In the summer of 1946, Wilkes attended the famous Moore School lectures on electronic computers in Philadelphia, after which he worked on the EDSAC. In 1951, he published with two colleagues the first book to appear on computer programming. At this time, he put forward his proposals for microprogramming, a system which later became adopted widely in the industry. In 1965, he published the first paper on cache memories, followed later by a book on time-sharing.
In 1974, it appeared to Wilkes that the time had come when LANs based on traditional telecommunication technology might be replaced by networks of much wider bandwidth based on computer technology. The design study for what became known as the Cambridge Ring was published in 1975. The Cambridge Model Distributed System, a pioneering client-server system, described by Wilkes and Needham in 1980, was based on this ring.
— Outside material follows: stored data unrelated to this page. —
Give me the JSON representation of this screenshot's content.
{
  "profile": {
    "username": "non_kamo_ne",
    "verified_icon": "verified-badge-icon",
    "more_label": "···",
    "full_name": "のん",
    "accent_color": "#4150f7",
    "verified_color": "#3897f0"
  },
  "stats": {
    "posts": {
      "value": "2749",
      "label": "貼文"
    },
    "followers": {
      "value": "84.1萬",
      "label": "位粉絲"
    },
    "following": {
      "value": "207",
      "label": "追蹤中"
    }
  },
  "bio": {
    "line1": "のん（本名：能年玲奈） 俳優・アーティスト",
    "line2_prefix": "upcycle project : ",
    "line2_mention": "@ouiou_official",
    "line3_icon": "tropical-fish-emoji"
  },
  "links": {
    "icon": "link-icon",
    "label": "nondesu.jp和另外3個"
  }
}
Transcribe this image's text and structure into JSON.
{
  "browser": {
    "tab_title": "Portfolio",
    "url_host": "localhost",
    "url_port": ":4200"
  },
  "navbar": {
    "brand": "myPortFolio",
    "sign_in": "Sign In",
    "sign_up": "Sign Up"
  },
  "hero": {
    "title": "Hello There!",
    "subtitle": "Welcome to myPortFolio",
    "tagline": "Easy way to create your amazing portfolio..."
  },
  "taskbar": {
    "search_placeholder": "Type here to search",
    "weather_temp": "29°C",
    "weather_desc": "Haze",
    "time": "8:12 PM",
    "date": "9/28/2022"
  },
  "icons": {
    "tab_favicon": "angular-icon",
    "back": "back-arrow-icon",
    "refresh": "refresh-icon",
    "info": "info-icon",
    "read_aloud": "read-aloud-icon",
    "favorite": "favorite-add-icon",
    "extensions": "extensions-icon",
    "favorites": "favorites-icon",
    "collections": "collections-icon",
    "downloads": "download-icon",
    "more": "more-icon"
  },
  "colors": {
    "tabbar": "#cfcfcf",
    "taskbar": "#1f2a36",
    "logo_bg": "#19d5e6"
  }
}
Since 1980 Wilkes has worked in industry, first with DEC in Massachusetts and later with the Olivetti Research Laboratory in Cambridge, England (now AT&T). In 2002, Wilkes returned to the Computer Laboratory, University of Cambridge, where he is an Emeritus Professor.
Wilkes is a Distinguished Fellow of the British Computer Society, a Fellow of the Royal Society, and a Fellow of the Royal Academy of Engineering. He is a Foreign Associate of both the US National Academy of Sciences and the US National Academy of Engineering. In 1981, he received the Faraday Medal from the Institution of Electrical Engineers and in 1992 he received the Kyoto Prize for Advanced Technology. In 1967, Wilkes delivered the ACM Turing Lecture and in 1980 he received the Eckert-Mauchly award from the IEEE Computer Society and the ACM. His books include Memoirs of a Computer Pioneer (MIT Press, 1985) and Computing Perspectives (Morgan-Kaufmann, 1995).